Print Reviews

Hollywood Animal

by Joe Eszterhas

Knopf

“hollywoodAnimalCover”

The tricky bit is selling the happy ending.

After taking everything he wanted from Liberal Hollywood, Joe Eszterhas now lives in the happy heartland of Ohio. A recent story in The New York Observer quotes him as saying, “I would love to do something that really captures Midwesterners. They are the flyover people. They are the real Americans. They are the reason George W. Bush is President. And they are the reason he will be overwhelmingly re-elected.” To which you want to say no, Joe, his brother being Governor of Florida and his cronies being in the Supreme Court are the reason George W. Bush is President. Maybe you should have been paying as much attention to that in 2000 as Bill Clinton’s penis and Farrah Fawcett’s toilet habits.

Both of those were featured in Eszterhas’ previous bestseller, American Rhapsody, a book I liked about politics, sex, celebrity and shit. Three out of four of which can be said to have been Eszterhas’ bread and butter in Hollywood. But now, he would tell you, he has cleaned-up, gotten the toxins both of the body and of the soul out of his system, and is living pure and simple in Cleveland.

He has had his cake and yours, and now wishes to eat it too. You’d be perfectly within your rights to resent him for it, and one or two other things. But Eszterhas makes himself impossible to deny with his greatest strength: Good writing. Here is the secret known only to those who have read American Rhapsody or some of the writings from his pre-Hollywood life as a journalist for Rolling Stone and other publications: The man is a much better writer than most of his screenplays show him to be.

Eszterhas says in the first chapter that Drew Barrymore was turned down for the lead in Showgirls, his most famous failure. He speculates that had Barrymore been cast, things might have been quite different. Eszterhas holds a stubborn place in his heart for that script, which he wrote in the year he divorced his first wife and married her onetime close friend. After whom he named the central character. And maybe he’s right; it is hard to argue that any English-speaking actress could do a worse job than Elizabeth Berkley, whom Eszterhas dismisses as “a blow-up fuck doll.” And I’m certainly inclined to sympathize with a writer’s frustration at seeing a character he created miscast. But it is harder to imagine even John Barrymore making much of Eszterhas’ dialogue, forever exemplified for me by this exchange:

Berkley, to rock star: I like your songs.

Rock star, to Berkley: I like your ass, call me.

As a screenwriter, Eszterhas specialized in plots that were, at best (Jagged Edge, Basic Instinct), too clever for their own good and, at worst (Showgirls), incoherent, often sprinkled with frankly exploitative nudity. As Maureen Orth pointed out in a 1996 Vanity Fair profile, over and over and over again he returned to his theme of women who “lose sexual control, compromise themselves professionally, and illogically fall for ‘evil’ men.” Even Basic Instinct, which Eszterhas proudly views as a twist on that dynamic (a man loses sexual control, compromises himself professionally…) makes room to include such a woman in Jeanne Tripplehorn’s doomed therapist.

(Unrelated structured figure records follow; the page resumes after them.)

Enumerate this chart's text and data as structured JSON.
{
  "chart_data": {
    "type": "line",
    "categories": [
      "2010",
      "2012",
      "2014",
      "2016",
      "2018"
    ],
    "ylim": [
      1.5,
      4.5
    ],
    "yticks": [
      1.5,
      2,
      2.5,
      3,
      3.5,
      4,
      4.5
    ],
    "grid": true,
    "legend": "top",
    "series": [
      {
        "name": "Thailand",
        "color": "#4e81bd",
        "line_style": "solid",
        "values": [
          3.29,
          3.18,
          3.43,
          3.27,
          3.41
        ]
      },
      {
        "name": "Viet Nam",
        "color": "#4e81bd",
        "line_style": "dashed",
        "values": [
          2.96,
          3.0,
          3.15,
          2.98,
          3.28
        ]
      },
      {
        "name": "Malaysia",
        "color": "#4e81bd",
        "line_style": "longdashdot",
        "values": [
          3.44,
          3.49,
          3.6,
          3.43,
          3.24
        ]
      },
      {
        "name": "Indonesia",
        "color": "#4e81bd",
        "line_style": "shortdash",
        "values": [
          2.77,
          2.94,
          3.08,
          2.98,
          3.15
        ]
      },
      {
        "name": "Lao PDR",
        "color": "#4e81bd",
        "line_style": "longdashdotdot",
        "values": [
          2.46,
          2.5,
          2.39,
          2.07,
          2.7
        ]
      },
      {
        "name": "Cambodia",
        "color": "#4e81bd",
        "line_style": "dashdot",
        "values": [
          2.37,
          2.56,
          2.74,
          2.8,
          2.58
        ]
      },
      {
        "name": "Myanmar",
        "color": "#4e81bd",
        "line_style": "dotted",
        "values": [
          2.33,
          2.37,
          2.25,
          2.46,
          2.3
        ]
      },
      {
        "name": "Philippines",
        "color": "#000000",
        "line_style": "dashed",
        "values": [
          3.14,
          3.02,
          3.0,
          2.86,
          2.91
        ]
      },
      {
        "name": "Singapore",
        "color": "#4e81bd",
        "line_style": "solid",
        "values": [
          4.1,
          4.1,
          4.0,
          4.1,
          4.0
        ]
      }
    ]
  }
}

Eszterhas offers no direct insight into this particular obsession. But analytically-minded readers may note with interest the passages about the dificulty in growing up with a mother who was an untreated paranoid schizophrenic. Eszterhas’s earliest view of women was formed by one who was alternately loving and unreasonable, reassuring and terrifying. You don’t have to be Freud…

I’ve spoken to Eszterhas’ failings as I see them in screenwriting. But in prose, ah, but in prose, Eszterhas writes as he seems to have lived most of his life, with all of himself, all force and fury, in bursts of purifying flame that leave very little around them unaffected, sometimes unhappy, sometimes not, but never unaffected.

Having declared early on that if writers always put themselves into their stories, in Basic Instinct he was the ice pick, Eszterhas spends much of the 700-plus pages that follow showing that Hollywood was his Catherine Tramell (Sharon Stone’s character): Sexually uninhibited, thrilling, steamy, manipulative and murderous.

But you don’t feel terribly sorry for Michael Douglas’ character in that film, presumably killed not long after the end credits start to roll. Just so, it’s difficult to feel too much sympathy for Eszterhas by the end of the book, even as you enjoyed it, which I did. If he was a weapon in Hollywood’s hand, he certainly wasn’t a victim.